Le transport d’hydrocarbures et de produits agricoles, ou encore les croisières, ne devraient néanmoins être que très peu, voire pas, affectés.
– Une “petite partie” –
« On a travaillé pendant le Covid, on n’a jamais arrêté. Nous avons permis au monde de continuer à fonctionner », se souvient Jonita Carter, docker depuis 23 ans.
Elle faisait partie des quelque 200 manifestants rassemblés devant le site de Maher Terminals, l’un des plus grands de Port Elizabeth, le principal port de New York-New Jersey.
Un peu plus loin, ils étaient environ deux fois plus nombreux rassemblés devant les installations d’APM Terminals, un autre exploitant des lieux.
“Nous ne demandons pas grand-chose, la petite part à laquelle nous avons droit”, a déclaré Jonita Carter. “Avec l’automatisation, nous allons perdre nos emplois.”
L’ILA réclame une augmentation significative des salaires et le gel de toute automatisation portuaire.
L’Alliance a critiqué le syndicat pour avoir refusé toute discussion pendant des semaines, empêchant ainsi un accord sur le nouvel accord de six ans.
Les importateurs et les exportateurs avaient pris les devants en expédiant leurs produits à l’avance. D’autres ont opté pour un déchargement sur la côte ouest, plus coûteux et plus long depuis l’Europe.
Mais les ports de la côte ouest, couverts par un accord social distinct conclu en 2023 qui leur interdit de faire grève, pourraient perturber les activités de solidarité et ils disposent de peu de capacités disponibles.

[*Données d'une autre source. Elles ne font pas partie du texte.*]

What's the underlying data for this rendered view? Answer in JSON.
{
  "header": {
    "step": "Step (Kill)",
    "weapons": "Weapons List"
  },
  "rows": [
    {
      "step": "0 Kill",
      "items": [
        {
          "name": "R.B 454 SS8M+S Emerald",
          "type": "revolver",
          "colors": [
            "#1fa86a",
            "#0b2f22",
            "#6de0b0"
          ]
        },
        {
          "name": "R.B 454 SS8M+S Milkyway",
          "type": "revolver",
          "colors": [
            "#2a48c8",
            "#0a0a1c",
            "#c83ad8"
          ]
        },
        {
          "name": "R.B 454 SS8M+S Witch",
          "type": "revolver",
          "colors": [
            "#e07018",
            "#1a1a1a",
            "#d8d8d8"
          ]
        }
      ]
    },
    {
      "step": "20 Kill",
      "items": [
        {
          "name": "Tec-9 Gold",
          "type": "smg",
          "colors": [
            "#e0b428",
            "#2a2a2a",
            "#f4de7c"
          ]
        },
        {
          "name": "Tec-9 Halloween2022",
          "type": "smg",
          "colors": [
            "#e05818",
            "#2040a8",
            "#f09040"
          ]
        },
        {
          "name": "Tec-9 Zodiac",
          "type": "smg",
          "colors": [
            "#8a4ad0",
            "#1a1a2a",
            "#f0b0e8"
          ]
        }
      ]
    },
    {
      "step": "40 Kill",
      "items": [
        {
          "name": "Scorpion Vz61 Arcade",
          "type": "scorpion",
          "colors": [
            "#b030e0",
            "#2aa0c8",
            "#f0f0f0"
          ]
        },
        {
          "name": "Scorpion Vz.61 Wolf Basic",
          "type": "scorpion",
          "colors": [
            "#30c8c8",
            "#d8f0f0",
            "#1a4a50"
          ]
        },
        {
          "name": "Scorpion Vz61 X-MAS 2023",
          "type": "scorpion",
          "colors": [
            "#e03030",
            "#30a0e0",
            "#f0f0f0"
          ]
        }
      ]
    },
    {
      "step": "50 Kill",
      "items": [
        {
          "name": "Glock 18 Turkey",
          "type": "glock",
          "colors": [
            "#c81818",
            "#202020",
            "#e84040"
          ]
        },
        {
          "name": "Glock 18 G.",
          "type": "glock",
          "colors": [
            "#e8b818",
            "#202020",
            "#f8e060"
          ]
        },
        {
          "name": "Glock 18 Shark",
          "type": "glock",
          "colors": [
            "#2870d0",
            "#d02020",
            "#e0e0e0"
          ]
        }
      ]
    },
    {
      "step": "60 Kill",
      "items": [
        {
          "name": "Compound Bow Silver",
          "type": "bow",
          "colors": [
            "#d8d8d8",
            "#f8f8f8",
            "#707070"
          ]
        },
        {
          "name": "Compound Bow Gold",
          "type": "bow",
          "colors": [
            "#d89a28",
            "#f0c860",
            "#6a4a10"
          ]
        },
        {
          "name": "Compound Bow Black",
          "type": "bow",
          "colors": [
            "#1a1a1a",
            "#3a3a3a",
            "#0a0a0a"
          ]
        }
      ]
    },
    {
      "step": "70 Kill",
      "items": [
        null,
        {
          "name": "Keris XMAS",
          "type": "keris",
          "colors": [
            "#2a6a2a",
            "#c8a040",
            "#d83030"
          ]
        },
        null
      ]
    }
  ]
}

Par ailleurs, les ports canadiens n’ont pas pu absorber du trafic supplémentaire en provenance des États-Unis, d’autant qu’ils connaissent aussi des mouvements sociaux, comme ceux de Vancouver la semaine dernière et de Montréal bloqués depuis lundi.
Oxford Economics estime que chaque semaine de grève réduirait le PIB américain de 4,5 à 7,5 milliards de dollars.
Selon l’Anderson Economic Group (AEG), la première semaine de grève devrait coûter 2,1 milliards de dollars, dont 1,5 milliard de dollars en biens perdus (tels que des denrées périssables).
“Nous ne prévoyons aucune pénurie de produits essentiels dans l’immédiat”, a déclaré lundi Kathy Hochul, gouverneure de l’Etat de New York, lors d’une conférence de presse.
Les constructeurs automobiles devraient être touchés par le débrayage, les ports de Baltimore et de Géorgie servant de point d’entrée pour les pièces détachées et de point de sortie pour les véhicules.
Ford surveille la situation « de près ». Le groupe allemand BMW, qui fabrique plusieurs modèles de SUV exclusivement en Caroline du Sud, ne prévoit aucun problème cette semaine.
Le groupe logistique DHL, qui a constaté une « forte demande » pour ses services de fret aérien, a activé « plusieurs plans d’urgence » pour ses propres expéditions, y compris le recours à des ports et moyens de transport alternatifs.